O filósofo político Michelangelo Bovero aborda, no capítulo 4 de Contra o Governo dos Piores, a questão fundamental da distinção entre liberdade e autonomia. Embora frequentem os mesmos debates, não são a mesma coisa. Como ele explica, se todos os casos de autonomia são casos de liberdade, o oposto nem sempre é verdadeiro. É preciso, portanto, distinguir os conceitos das palavras e os significados afins. E isso nos interessa sobremaneira nestes tempos em que os liberticidas se apresentam às massas como defensores da liberdade ameaçada.

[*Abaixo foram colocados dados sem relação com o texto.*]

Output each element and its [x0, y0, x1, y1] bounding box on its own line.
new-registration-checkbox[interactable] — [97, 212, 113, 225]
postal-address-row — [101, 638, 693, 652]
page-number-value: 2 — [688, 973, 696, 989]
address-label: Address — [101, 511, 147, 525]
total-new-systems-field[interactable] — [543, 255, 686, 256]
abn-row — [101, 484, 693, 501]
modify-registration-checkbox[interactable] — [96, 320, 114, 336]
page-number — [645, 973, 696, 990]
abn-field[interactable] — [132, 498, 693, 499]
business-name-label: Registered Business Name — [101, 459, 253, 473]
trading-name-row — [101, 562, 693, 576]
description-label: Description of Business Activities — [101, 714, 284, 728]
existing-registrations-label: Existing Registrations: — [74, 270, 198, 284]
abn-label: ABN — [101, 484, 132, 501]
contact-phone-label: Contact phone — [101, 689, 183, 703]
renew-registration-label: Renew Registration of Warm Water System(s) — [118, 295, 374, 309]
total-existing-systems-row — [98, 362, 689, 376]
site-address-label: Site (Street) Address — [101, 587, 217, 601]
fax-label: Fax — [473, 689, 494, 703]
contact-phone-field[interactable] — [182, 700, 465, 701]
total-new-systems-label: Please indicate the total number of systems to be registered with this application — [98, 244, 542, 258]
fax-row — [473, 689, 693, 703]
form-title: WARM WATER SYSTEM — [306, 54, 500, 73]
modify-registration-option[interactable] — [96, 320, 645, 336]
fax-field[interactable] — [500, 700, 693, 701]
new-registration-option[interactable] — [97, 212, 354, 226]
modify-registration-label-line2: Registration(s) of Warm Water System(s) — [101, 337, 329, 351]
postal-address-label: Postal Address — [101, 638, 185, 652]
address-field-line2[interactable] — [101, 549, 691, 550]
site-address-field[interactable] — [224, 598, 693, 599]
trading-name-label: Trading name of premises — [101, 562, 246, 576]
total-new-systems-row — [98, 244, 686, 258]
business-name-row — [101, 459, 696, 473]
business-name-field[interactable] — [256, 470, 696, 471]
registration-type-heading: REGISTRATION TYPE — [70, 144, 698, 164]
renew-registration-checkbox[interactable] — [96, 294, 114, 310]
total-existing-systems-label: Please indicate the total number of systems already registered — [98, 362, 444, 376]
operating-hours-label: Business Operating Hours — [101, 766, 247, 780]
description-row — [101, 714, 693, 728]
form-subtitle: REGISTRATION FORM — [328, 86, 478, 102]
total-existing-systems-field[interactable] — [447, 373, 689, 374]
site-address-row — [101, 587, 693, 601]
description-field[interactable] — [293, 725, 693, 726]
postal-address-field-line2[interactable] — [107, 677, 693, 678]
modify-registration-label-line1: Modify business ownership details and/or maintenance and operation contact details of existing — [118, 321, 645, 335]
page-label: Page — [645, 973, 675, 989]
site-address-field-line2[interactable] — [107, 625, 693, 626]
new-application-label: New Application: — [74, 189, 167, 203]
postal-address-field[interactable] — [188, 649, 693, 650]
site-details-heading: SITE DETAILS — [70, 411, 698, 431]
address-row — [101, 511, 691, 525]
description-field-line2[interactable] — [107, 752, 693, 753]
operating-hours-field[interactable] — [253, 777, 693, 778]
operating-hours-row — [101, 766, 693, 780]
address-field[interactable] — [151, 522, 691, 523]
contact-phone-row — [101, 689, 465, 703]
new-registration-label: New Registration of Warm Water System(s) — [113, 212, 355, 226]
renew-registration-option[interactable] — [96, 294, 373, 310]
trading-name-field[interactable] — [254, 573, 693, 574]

Seguindo outra lógica argumentativa, Marshall Berman, que foi professor de teoria política e urbanismo na City University of New York, explica, em um capítulo de sua tese de literatura incorporado ao livro Aventuras no Marxismo, o paradoxo que a liberdade representa no projeto de Marx. Ora ele a entende como valor, ora como fato, ora como conquista. Como fato, a liberdade é algo ao qual estamos condenados, uma verdade acerca de nossa condição humana; como conquista, é o resultado de um difícil trabalho de libertação das ilusões de época que nos aprisionam, em que tudo está dominado pelo fetichismo. Uma passagem célebre de O Capital ilustra bem essa ideia: “Assim como na religião o homem é governado pelos produtos de sua própria mente, na produção capitalista ele é governado pelos produtos de suas próprias mãos”.
Conforme esclarece Berman, o agente da arte de enganar é o próprio homem, que não se vê como senhor do resultado de seu próprio trabalho. E o seguinte trecho de A Sagrada Família ilustra o drama: “A escravidão da sociedade civil é aparentemente a maior das liberdades, pois parece deixar o indivíduo perfeitamente independente. O que o indivíduo entende como sua própria liberdade é o movimento (não mais refreado ou restringido por um vínculo comum ou pelo homem) dos elementos alienados que compõem sua vida como a propriedade, a indústria, a religião; na verdade, esse movimento é a perfeição da escravidão”.
Pois bem, após essa digressão, voltamos ao que importa nestes nossos tempos, que é a questão da oposição mais comum à ideia de liberdade contida na noção de escravidão. Livre é alguém que não é escravo, que age sem amarras. Os liberticidas, no entanto, falam de várias liberdades. Confundem os ingênuos com liberdades fundamentais da pessoa e outras liberdades, como a econômica, tratando-as como se fossem a mesma coisa, ainda que conectadas. Além disso, não falam do que é fundamental, que é o que significa ser livre, conquistar a liberdade e a relação desta com o poder.